Controlling Randomness¤

jax-dataloader provides flexible mechanisms to manage the pseudo-random number generation used during data loading, which is essential for reproducibility, especially when shuffling data. This tutorial outlines the two primary ways to control randomness:

Setting a global seed
Assigning specific seed generators to individual dataloaders.

Prerequisites¤

Let’s set up the necessary imports and a simple dataset for our examples:

import jax_dataloader as jdl
import jax
import jax.numpy as jnp
import torch

# Sample dataset
data = jnp.arange(20).reshape(10, 2)
labels = jnp.arange(10)
ds = jdl.ArrayDataset(data, labels)

Method 1: Setting the Global Seed¤

The simplest way to control randomness across all jax-dataloader instances is by setting a global seed. This affects all dataloaders created after the seed is set, unless they have their own specific generator specified.

Use the jax_dataloader.manual_seed() function:

# Set the global seed for all subsequent dataloaders
jdl.manual_seed(1234)

# Both dataloaders below will use the same underlying seed sequence
# resulting in identical shuffling order if other parameters are the same.
dl_1 = jdl.DataLoader(ds, backend='jax', batch_size=2, shuffle=True)
dl_2 = jdl.DataLoader(ds, backend='jax', batch_size=2, shuffle=True)

# Iterate through dl_1 and dl_2 to observe the same order
print("DataLoader 1 first batch:", next(iter(dl_1)))
print("DataLoader 2 first batch:", next(iter(dl_2)))

DataLoader 1 first batch: (array([[2, 3],
       [4, 5]], dtype=int32), array([1, 2], dtype=int32))
DataLoader 2 first batch: (array([[2, 3],
       [4, 5]], dtype=int32), array([1, 2], dtype=int32))

Method 2: Setting Per-Dataloader Seed Generators¤

For more fine-grained control, assign a specific seed generator to individual DataLoader instances using the generator argument. This overrides any global seed for that specific dataloader.

jax-dataloader supports generators from jax-dataloader, jax.random.PRNGKey, and torch.Generator.

1. Using `jdl.Generator`¤

Create and seed a jdl.Generator object and pass it to the jdl.DataLoader.

# Create a specific generator with its own seed
g1 = jdl.Generator().manual_seed(4321)

# This dataloader will use g1, overriding any global seed
dl_jdl_gen = jdl.DataLoader(ds, backend='jax', batch_size=2, shuffle=True, generator=g1)

print("DataLoader with jdl.Generator first batch:", next(iter(dl_jdl_gen)))

DataLoader with jdl.Generator first batch: (array([[ 6,  7],
       [10, 11]], dtype=int32), array([3, 5], dtype=int32))

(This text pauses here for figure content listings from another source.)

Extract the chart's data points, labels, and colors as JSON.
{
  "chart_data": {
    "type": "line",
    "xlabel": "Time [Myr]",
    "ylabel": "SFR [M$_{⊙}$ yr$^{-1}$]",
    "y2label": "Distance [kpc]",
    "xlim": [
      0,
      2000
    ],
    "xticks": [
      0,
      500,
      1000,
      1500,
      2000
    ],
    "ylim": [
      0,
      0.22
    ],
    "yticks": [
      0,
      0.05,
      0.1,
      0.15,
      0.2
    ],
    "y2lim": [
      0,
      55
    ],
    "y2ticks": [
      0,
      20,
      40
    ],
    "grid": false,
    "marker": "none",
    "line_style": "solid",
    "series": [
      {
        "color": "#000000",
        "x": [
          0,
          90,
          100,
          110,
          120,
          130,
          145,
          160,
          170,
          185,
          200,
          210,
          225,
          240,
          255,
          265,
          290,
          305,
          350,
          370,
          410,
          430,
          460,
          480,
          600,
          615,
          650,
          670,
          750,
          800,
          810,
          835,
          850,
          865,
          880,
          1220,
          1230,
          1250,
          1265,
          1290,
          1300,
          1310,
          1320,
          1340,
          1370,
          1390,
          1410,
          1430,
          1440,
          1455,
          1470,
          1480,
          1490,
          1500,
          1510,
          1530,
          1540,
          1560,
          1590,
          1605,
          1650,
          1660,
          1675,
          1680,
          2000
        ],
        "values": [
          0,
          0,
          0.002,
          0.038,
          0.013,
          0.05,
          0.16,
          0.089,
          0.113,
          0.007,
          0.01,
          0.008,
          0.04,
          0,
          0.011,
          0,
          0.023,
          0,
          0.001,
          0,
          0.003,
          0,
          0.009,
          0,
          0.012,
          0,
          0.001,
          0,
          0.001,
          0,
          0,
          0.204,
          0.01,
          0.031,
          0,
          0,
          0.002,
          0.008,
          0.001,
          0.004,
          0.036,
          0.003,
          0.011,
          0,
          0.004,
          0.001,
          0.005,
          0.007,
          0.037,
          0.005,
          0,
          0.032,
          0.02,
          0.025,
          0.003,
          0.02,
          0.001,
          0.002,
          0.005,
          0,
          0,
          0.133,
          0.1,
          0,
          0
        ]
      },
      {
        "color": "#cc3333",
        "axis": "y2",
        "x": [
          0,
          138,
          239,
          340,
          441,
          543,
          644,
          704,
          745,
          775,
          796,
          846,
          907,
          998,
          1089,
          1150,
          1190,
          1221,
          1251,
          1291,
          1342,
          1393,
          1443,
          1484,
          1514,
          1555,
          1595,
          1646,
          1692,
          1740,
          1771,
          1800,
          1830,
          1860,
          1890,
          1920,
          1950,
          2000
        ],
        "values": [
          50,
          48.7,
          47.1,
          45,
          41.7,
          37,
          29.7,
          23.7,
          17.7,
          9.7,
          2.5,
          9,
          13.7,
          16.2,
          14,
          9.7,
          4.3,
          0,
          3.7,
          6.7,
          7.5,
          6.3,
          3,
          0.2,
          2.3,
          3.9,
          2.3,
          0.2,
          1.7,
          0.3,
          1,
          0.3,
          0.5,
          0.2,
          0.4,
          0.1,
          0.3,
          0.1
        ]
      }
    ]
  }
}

2. Using `jax.random.PRNGKey`¤

Directly use a jax.random.PRNGKey as the generator.

# Create a JAX PRNGKey
key = jax.random.PRNGKey(4321)

# This dataloader will use the JAX key, overriding any global seed
# jax-dataloader handles the key internally for reproducible iteration.
dl_jax_key = jdl.DataLoader(ds, backend='jax', batch_size=2, shuffle=True, generator=key)

print("DataLoader with JAX PRNGKey first batch:", next(iter(dl_jax_key)))

DataLoader with JAX PRNGKey first batch: (array([[ 6,  7],
       [10, 11]], dtype=int32), array([3, 5], dtype=int32))

3. Using torch.Generator¤

When using the 'torch' backend, you can use a torch.Generator.

# Create a PyTorch generator
g3 = torch.Generator().manual_seed(5678)

# This dataloader uses the 'torch' backend and the PyTorch generator
dl_torch_gen = jdl.DataLoader(ds, backend='pytorch', batch_size=2, shuffle=True, generator=g3)

print("DataLoader with torch.Generator first batch:", next(iter(dl_torch_gen)))

DataLoader with torch.Generator first batch: [array([[ 0,  1],
       [14, 15]], dtype=int32), array([0, 7], dtype=int32)]

Trade-offs: Global Seed vs. Per-Dataloader Generators¤

Consider these trade-offs when deciding how to manage randomness.

Global Seed (`jdl.manual_seed()`)¤

Simplicity: Very easy to implement with one line for basic reproducibility.
Implicit Consistency: Automatically ensures dataloaders created subsequently (without their own generator) share the same base randomness, useful for simple synchronization.

Per-Dataloader Generator (`generator=...`)¤

Fine-grained Control: Allows independent and precise randomness management for each dataloader.
Isolation: Prevents randomness in one dataloader from affecting others.
Integration: Works naturally with JAX keys or PyTorch generators.
Modularity: Better suited for complex applications or libraries where components need self-contained randomness.